I'm sure this isn't correct behaviour.

If we look at how a browser behaves in this situation:

• Browser requests data from secure url
• server sends 401
• browser prompts user for credential, persists it, passes it to server
• server verifies credential, returning data if verified, sends another 401 if not.
• subsequent requests made to secure urls are not prompted for credentials because the browser manages the session.

I'm creating the NSURLCredential and persisting it within the NSURLCrendtialStorage. Then when the app receives the 'didReceiveAuthenticationChallenge' I retrieve the credential from the storage and pass it back, creating the credential if it doesn't exist (on the first request).

Any help would be greatly appreciated. Thanks.

Answer 1

I've written an iPhone app with HTTP authentication and experienced what you describe. (My application uses basic authentication instead of digest authentication, but that doesn't make a big difference here.)

The cause of the problem is on the iPhone side. The server is required to answer with 401 if the iPhone doesn't send the credentials in the HTTP request header. And in fact it doesn't even though it easily could once the credential is stored in the credential storage.

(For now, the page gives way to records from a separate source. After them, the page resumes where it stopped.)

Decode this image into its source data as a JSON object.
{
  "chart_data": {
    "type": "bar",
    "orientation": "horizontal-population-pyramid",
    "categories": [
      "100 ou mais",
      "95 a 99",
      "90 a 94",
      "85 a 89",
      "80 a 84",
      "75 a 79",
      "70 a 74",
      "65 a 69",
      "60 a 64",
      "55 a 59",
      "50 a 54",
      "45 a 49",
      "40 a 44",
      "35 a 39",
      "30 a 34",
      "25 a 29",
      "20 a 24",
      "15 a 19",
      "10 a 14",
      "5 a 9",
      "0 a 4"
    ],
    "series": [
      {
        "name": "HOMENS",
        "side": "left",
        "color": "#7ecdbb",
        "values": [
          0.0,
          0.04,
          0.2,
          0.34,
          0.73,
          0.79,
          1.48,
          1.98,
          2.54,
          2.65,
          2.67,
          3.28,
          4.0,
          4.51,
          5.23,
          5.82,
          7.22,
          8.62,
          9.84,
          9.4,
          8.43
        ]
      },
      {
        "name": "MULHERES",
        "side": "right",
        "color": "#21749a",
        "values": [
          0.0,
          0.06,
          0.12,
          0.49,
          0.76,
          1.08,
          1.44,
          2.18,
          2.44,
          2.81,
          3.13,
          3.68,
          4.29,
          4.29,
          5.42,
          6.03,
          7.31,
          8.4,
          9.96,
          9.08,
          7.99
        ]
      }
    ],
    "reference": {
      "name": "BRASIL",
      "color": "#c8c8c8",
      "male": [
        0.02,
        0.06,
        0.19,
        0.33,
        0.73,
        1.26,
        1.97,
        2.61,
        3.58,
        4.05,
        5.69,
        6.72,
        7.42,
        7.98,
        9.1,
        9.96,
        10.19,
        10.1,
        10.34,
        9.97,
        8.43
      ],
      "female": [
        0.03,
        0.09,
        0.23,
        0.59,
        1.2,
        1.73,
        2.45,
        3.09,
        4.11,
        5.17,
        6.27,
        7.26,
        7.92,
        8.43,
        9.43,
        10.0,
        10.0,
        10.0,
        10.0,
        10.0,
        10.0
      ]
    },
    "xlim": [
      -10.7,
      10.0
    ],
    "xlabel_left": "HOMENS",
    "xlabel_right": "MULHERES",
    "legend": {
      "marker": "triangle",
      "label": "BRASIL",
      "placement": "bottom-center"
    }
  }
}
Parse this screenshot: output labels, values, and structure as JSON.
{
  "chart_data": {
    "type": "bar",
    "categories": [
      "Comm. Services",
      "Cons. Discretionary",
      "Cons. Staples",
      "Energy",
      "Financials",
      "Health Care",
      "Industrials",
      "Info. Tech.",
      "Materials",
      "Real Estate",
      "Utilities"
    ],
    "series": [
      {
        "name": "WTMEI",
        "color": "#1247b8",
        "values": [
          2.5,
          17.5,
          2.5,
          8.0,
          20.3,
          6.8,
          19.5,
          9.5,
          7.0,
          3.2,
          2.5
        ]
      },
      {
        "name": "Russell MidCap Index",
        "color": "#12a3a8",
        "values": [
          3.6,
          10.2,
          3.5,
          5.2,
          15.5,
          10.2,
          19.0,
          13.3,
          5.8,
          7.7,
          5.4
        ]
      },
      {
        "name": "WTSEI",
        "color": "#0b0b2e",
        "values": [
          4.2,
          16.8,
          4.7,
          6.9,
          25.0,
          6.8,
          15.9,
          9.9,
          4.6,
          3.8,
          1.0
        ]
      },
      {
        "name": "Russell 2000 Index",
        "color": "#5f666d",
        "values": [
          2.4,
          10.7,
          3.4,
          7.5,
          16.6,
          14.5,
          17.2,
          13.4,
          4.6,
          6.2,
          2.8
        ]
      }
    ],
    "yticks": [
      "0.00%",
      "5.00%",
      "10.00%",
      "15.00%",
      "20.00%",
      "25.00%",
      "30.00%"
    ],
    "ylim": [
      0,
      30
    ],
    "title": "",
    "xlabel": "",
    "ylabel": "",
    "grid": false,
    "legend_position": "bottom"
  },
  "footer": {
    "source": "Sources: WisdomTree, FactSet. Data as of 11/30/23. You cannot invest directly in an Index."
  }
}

This strange behavior had a severe effect on the speed of the application since every request caused two round-trips to the server instead of one (the first one with status 401, the second with 200).

I've solved it by manually setting the credentials in the HTTP request header:

NSString* credentials = [NSString stringWithFormat: @"%@:%@", usr, pwd];
const char* credentialsChars = [credentials cStringUsingEncoding: NSUTF8StringEncoding];
credentials = [CommunicationUtil stringBase64WithData: (const UInt8*) credentialsChars length: strlen(credentialsChars)];
NSString* authorizationHeader = [NSString stringWithFormat: @"Basic %@", credentials];

NSMutableURLRequest* request =
    [[NSMutableURLRequest alloc] initWithURL: url 
        cachePolicy: NSURLRequestReloadIgnoringLocalCacheData
        timeoutInterval: 15];

    [request setValue: authorizationHeader forHTTPHeaderField: @"Authorization"];

Now my application works very smoothly and is very responsive.

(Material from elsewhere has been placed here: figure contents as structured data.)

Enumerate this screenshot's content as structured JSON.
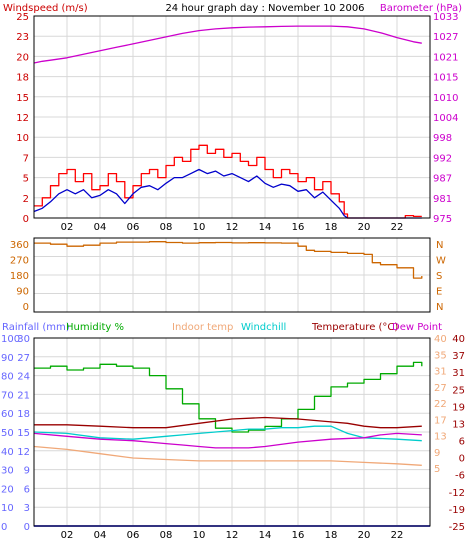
{
  "chart_data": [
    {
      "type": "line",
      "title": "24 hour graph day : November 10 2006",
      "left_axis_label": "Windspeed (m/s)",
      "right_axis_label": "Barometer (hPa)",
      "x_ticks": [
        "02",
        "04",
        "06",
        "08",
        "10",
        "12",
        "14",
        "16",
        "18",
        "20",
        "22"
      ],
      "x_range": [
        0,
        24
      ],
      "left_ylim": [
        0,
        25
      ],
      "left_ticks": [
        "0",
        "2",
        "5",
        "7",
        "10",
        "12",
        "15",
        "18",
        "20",
        "23",
        "25"
      ],
      "right_ylim": [
        975,
        1033
      ],
      "right_ticks": [
        "975",
        "981",
        "987",
        "992",
        "998",
        "1004",
        "1010",
        "1015",
        "1021",
        "1027",
        "1033"
      ],
      "grid": true,
      "colors": {
        "gust": "#ff0000",
        "wind": "#0000cc",
        "barometer": "#cc00cc",
        "left_label": "#cc0000"
      },
      "series": [
        {
          "axis": "right",
          "x": [
            0,
            0.5,
            1,
            2,
            3,
            4,
            5,
            6,
            7,
            8,
            9,
            10,
            11,
            12,
            13,
            14,
            15,
            16,
            17,
            18,
            19,
            20,
            21,
            22,
            23,
            23.5
          ],
          "values": [
            1019.5,
            1020,
            1020.3,
            1021,
            1022,
            1023,
            1024,
            1025,
            1026,
            1027,
            1028,
            1028.8,
            1029.3,
            1029.6,
            1029.8,
            1029.9,
            1030,
            1030.1,
            1030.1,
            1030.1,
            1029.9,
            1029.3,
            1028.2,
            1026.8,
            1025.6,
            1025.2
          ]
        },
        {
          "axis": "left",
          "x": [
            0,
            0.5,
            1,
            1.5,
            2,
            2.5,
            3,
            3.5,
            4,
            4.5,
            5,
            5.5,
            6,
            6.5,
            7,
            7.5,
            8,
            8.5,
            9,
            9.5,
            10,
            10.5,
            11,
            11.5,
            12,
            12.5,
            13,
            13.5,
            14,
            14.5,
            15,
            15.5,
            16,
            16.5,
            17,
            17.5,
            18,
            18.5,
            18.8,
            19,
            20,
            21,
            22,
            22.5,
            23,
            23.5
          ],
          "values": [
            1.5,
            2.5,
            4,
            5.5,
            6,
            4.5,
            5.5,
            3.5,
            4,
            5.5,
            4.5,
            2.5,
            4,
            5.5,
            6,
            5,
            6.5,
            7.5,
            7,
            8.5,
            9,
            8,
            8.5,
            7.5,
            8,
            7,
            6.5,
            7.5,
            6,
            5,
            6,
            5.5,
            4.5,
            5,
            3.5,
            4.5,
            3,
            2,
            0.5,
            0,
            0,
            0,
            0,
            0.3,
            0.2,
            0.2
          ]
        },
        {
          "axis": "left",
          "x": [
            0,
            0.5,
            1,
            1.5,
            2,
            2.5,
            3,
            3.5,
            4,
            4.5,
            5,
            5.5,
            6,
            6.5,
            7,
            7.5,
            8,
            8.5,
            9,
            9.5,
            10,
            10.5,
            11,
            11.5,
            12,
            12.5,
            13,
            13.5,
            14,
            14.5,
            15,
            15.5,
            16,
            16.5,
            17,
            17.5,
            18,
            18.5,
            18.8,
            19,
            20,
            21,
            22,
            23,
            23.5
          ],
          "values": [
            0.8,
            1.2,
            2,
            3,
            3.5,
            3,
            3.5,
            2.5,
            2.8,
            3.5,
            3,
            1.8,
            3,
            3.8,
            4,
            3.5,
            4.3,
            5,
            5,
            5.5,
            6,
            5.5,
            5.8,
            5.2,
            5.5,
            5,
            4.5,
            5.2,
            4.3,
            3.8,
            4.2,
            4,
            3.3,
            3.5,
            2.5,
            3.2,
            2.2,
            1.2,
            0.3,
            0,
            0,
            0,
            0,
            0,
            0
          ]
        }
      ]
    },
    {
      "type": "line",
      "x_ticks": [
        "02",
        "04",
        "06",
        "08",
        "10",
        "12",
        "14",
        "16",
        "18",
        "20",
        "22"
      ],
      "x_range": [
        0,
        24
      ],
      "ylim": [
        0,
        360
      ],
      "left_ticks": [
        "0",
        "90",
        "180",
        "270",
        "360"
      ],
      "right_ticks": [
        "N",
        "E",
        "S",
        "W",
        "N"
      ],
      "grid": true,
      "colors": {
        "direction": "#cc6600",
        "left_ticks": "#cc6600",
        "right_ticks": "#cc6600"
      },
      "series": [
        {
          "x": [
            0,
            1,
            2,
            3,
            4,
            5,
            6,
            7,
            8,
            9,
            10,
            11,
            12,
            13,
            14,
            15,
            16,
            16.5,
            17,
            18,
            19,
            20,
            20.5,
            21,
            22,
            23,
            23.5
          ],
          "values": [
            335,
            330,
            320,
            325,
            335,
            340,
            340,
            342,
            338,
            335,
            337,
            338,
            336,
            337,
            336,
            335,
            320,
            300,
            295,
            290,
            285,
            280,
            240,
            230,
            215,
            165,
            175
          ]
        }
      ]
    },
    {
      "type": "line",
      "x_ticks": [
        "02",
        "04",
        "06",
        "08",
        "10",
        "12",
        "14",
        "16",
        "18",
        "20",
        "22"
      ],
      "x_range": [
        0,
        24
      ],
      "legend": [
        "Rainfall (mm)",
        "Humidity %",
        "Indoor temp",
        "Windchill",
        "Temperature (°C)",
        "Dew Point"
      ],
      "legend_colors": [
        "#6666ff",
        "#00aa00",
        "#f0a878",
        "#00cccc",
        "#990000",
        "#cc00cc"
      ],
      "axis_1": {
        "ticks": [
          "0",
          "10",
          "20",
          "30",
          "40",
          "50",
          "60",
          "70",
          "80",
          "90",
          "100"
        ],
        "color": "#6666ff"
      },
      "axis_2": {
        "ticks": [
          "0",
          "3",
          "6",
          "9",
          "12",
          "15",
          "18",
          "21",
          "24",
          "27",
          "30"
        ],
        "color": "#6666ff"
      },
      "axis_3": {
        "ticks": [
          "5",
          "9",
          "13",
          "17",
          "22",
          "27",
          "31",
          "35",
          "40"
        ],
        "color": "#f0a878"
      },
      "axis_4": {
        "ticks": [
          "-25",
          "-19",
          "-12",
          "-6",
          "0",
          "6",
          "13",
          "19",
          "25",
          "31",
          "37",
          "40"
        ],
        "color": "#990000"
      },
      "humidity_ylim": [
        0,
        100
      ],
      "temperature_ylim": [
        -25,
        40
      ],
      "grid": true,
      "series": [
        {
          "name": "Rainfall (mm)",
          "axis": "humidity",
          "x": [
            0,
            24
          ],
          "values": [
            0,
            0
          ]
        },
        {
          "name": "Humidity %",
          "axis": "humidity",
          "x": [
            0,
            1,
            2,
            3,
            4,
            5,
            6,
            7,
            8,
            9,
            10,
            11,
            12,
            13,
            14,
            15,
            16,
            17,
            18,
            19,
            20,
            21,
            22,
            23,
            23.5
          ],
          "values": [
            84,
            85,
            83,
            84,
            86,
            85,
            84,
            80,
            73,
            65,
            57,
            52,
            50,
            51,
            53,
            57,
            62,
            69,
            74,
            76,
            78,
            81,
            85,
            87,
            85
          ]
        },
        {
          "name": "Indoor temp",
          "axis": "temperature",
          "x": [
            0,
            2,
            4,
            6,
            8,
            10,
            12,
            14,
            16,
            18,
            20,
            22,
            23.5
          ],
          "values": [
            2.5,
            1.5,
            0,
            -1.5,
            -2,
            -2.5,
            -2.5,
            -2.5,
            -2.5,
            -2.5,
            -3,
            -3.5,
            -4
          ]
        },
        {
          "name": "Windchill",
          "axis": "temperature",
          "x": [
            0,
            2,
            4,
            6,
            7,
            8,
            9,
            10,
            11,
            12,
            13,
            14,
            15,
            16,
            17,
            18,
            19,
            20,
            22,
            23.5
          ],
          "values": [
            7.5,
            7,
            5.5,
            5,
            5.5,
            6,
            6.5,
            7,
            7.5,
            8,
            8.5,
            8.5,
            9,
            9,
            9.5,
            9.5,
            7,
            5.5,
            5,
            4.5
          ]
        },
        {
          "name": "Temperature (°C)",
          "axis": "temperature",
          "x": [
            0,
            2,
            4,
            6,
            8,
            10,
            12,
            14,
            16,
            18,
            19,
            20,
            21,
            22,
            23.5
          ],
          "values": [
            10,
            10,
            9.5,
            9,
            9,
            10.5,
            12,
            12.5,
            12,
            11,
            10.5,
            9.5,
            9,
            9,
            9.5
          ]
        },
        {
          "name": "Dew Point",
          "axis": "temperature",
          "x": [
            0,
            2,
            4,
            6,
            7,
            8,
            9,
            10,
            11,
            12,
            13,
            14,
            16,
            18,
            20,
            21,
            22,
            23.5
          ],
          "values": [
            7,
            6,
            5,
            4.5,
            4,
            3.5,
            3,
            2.5,
            2,
            2,
            2,
            2.5,
            4,
            5,
            5.5,
            6.5,
            7,
            6.5
          ]
        }
      ]
    }
  ]
}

The solution will look slightly different for digest authentication. But you'll get the idea.

Answer 2

First thing, is to forget about HTTP sessions, as these do not interact with Digest authentication active log-ins (there is a sort of session info ability, but it's different).

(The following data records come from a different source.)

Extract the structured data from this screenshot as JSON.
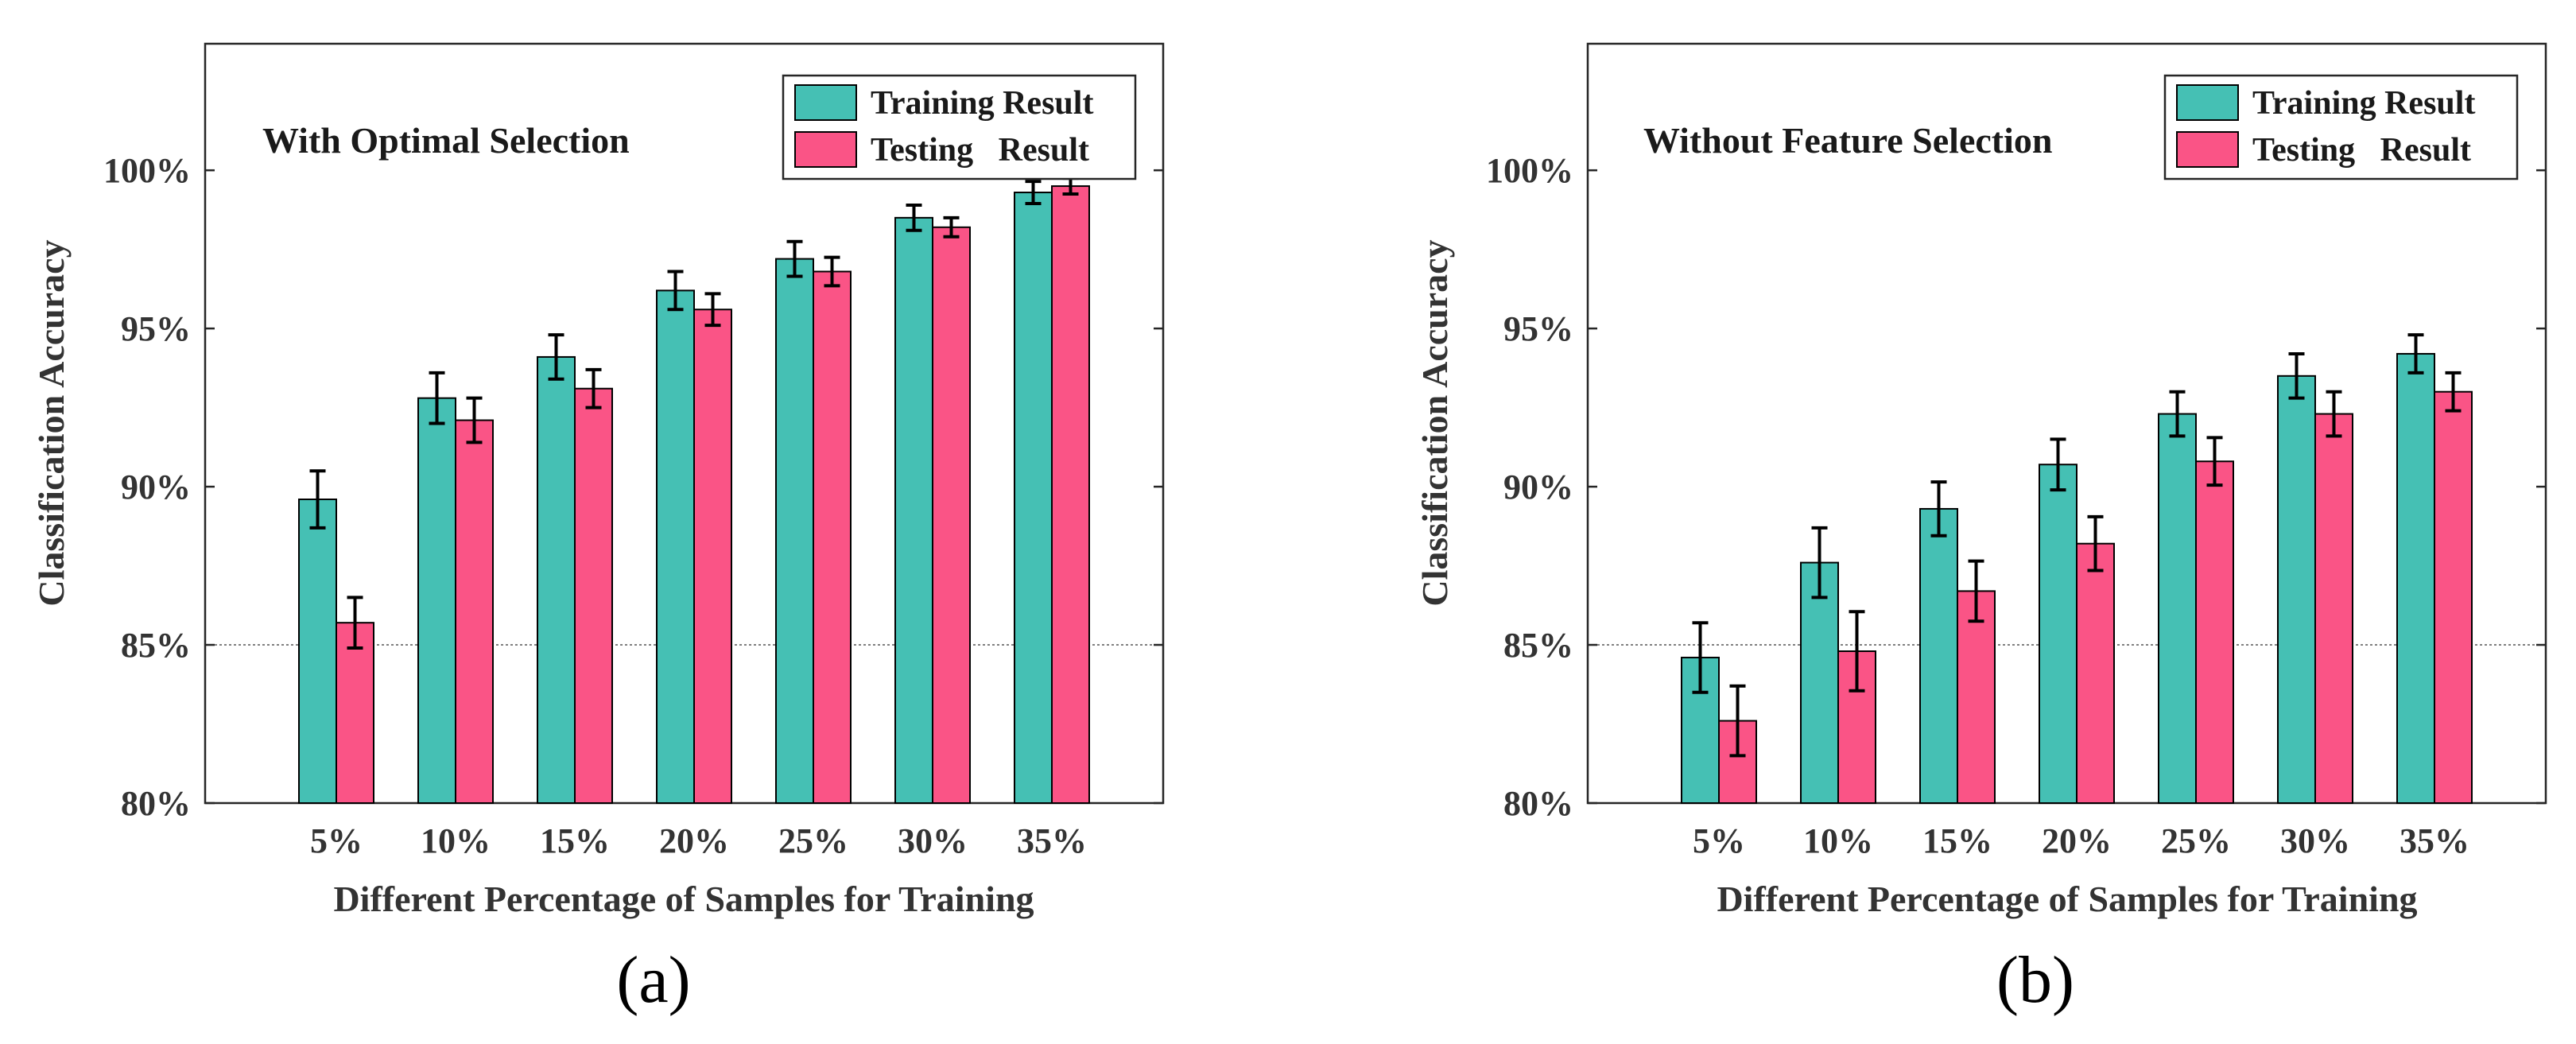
{
  "colors": {
    "training": "#45C0B4",
    "testing": "#FA5486",
    "axis": "#262626",
    "errorbar": "#000000"
  },
  "chart_data": [
    {
      "type": "bar",
      "title": "With Optimal Selection",
      "panel_label": "(a)",
      "xlabel": "Different Percentage of Samples for Training",
      "ylabel": "Classification Accuracy",
      "categories": [
        "5%",
        "10%",
        "15%",
        "20%",
        "25%",
        "30%",
        "35%"
      ],
      "ylim": [
        80,
        104
      ],
      "yticks": [
        80,
        85,
        90,
        95,
        100
      ],
      "ytick_labels": [
        "80%",
        "85%",
        "90%",
        "95%",
        "100%"
      ],
      "reference_line": 85,
      "legend_position": "top-right",
      "series": [
        {
          "name": "Training Result",
          "values": [
            89.6,
            92.8,
            94.1,
            96.2,
            97.2,
            98.5,
            99.3
          ],
          "errors": [
            0.9,
            0.8,
            0.7,
            0.6,
            0.55,
            0.4,
            0.35
          ]
        },
        {
          "name": "Testing   Result",
          "values": [
            85.7,
            92.1,
            93.1,
            95.6,
            96.8,
            98.2,
            99.5
          ],
          "errors": [
            0.8,
            0.7,
            0.6,
            0.5,
            0.45,
            0.3,
            0.25
          ]
        }
      ]
    },
    {
      "type": "bar",
      "title": "Without Feature Selection",
      "panel_label": "(b)",
      "xlabel": "Different Percentage of Samples for Training",
      "ylabel": "Classification Accuracy",
      "categories": [
        "5%",
        "10%",
        "15%",
        "20%",
        "25%",
        "30%",
        "35%"
      ],
      "ylim": [
        80,
        104
      ],
      "yticks": [
        80,
        85,
        90,
        95,
        100
      ],
      "ytick_labels": [
        "80%",
        "85%",
        "90%",
        "95%",
        "100%"
      ],
      "reference_line": 85,
      "legend_position": "top-right",
      "series": [
        {
          "name": "Training Result",
          "values": [
            84.6,
            87.6,
            89.3,
            90.7,
            92.3,
            93.5,
            94.2
          ],
          "errors": [
            1.1,
            1.1,
            0.85,
            0.8,
            0.7,
            0.7,
            0.6
          ]
        },
        {
          "name": "Testing   Result",
          "values": [
            82.6,
            84.8,
            86.7,
            88.2,
            90.8,
            92.3,
            93.0
          ],
          "errors": [
            1.1,
            1.25,
            0.95,
            0.85,
            0.75,
            0.7,
            0.6
          ]
        }
      ]
    }
  ]
}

Indeed, one of the main reasons for using Digest, is to not have to use sessions just to maintain a logged-in state. Sessions are heavy and hurt scalability.

I couldn't say for sure what your issue is, but I do know what I would check on first, which is correct use of stale and correct creation of nonces.

User-agents can only handle authentication without requerying the user if they are asked to handle the same nonce, or in another case I will come to later (easier to explain it in this order).

If you have the same nonce used in each request, then the user-agent will continue to use it along with the "ha1" from the user/pass to request subsequent resources. This is done preëmptively, so the challenge never happens.

Of course, using the same nonce introduces an element of insecurity, as replay attacks become trivial to anyone that can sniff the traffic. Nonces will have to change on a regular basis.

Hence, if you receive a request from a user-agent with an invalid Authorization header, but the reason it is invalid is that the nonce is wrong (it's using an expired one) then in your challenge include "stale=true" (defaults to false). This informs the user-agent that your reason for rejecting is the nonce is outdated (of course the other information may also be wrong, but that doesn't matter as you aren't going to let it play either way).

On receiving such a stale=true the user-agent will know that it isn't authorised, but instead of requerying the user (or throwing an exception if it's a UI-less component) will retry the old criteria with the new nonce.

I can't tell if any of this is what's affecting you, but the way nonces and staleness are determined and signalled is certainly the first thing I'd look at.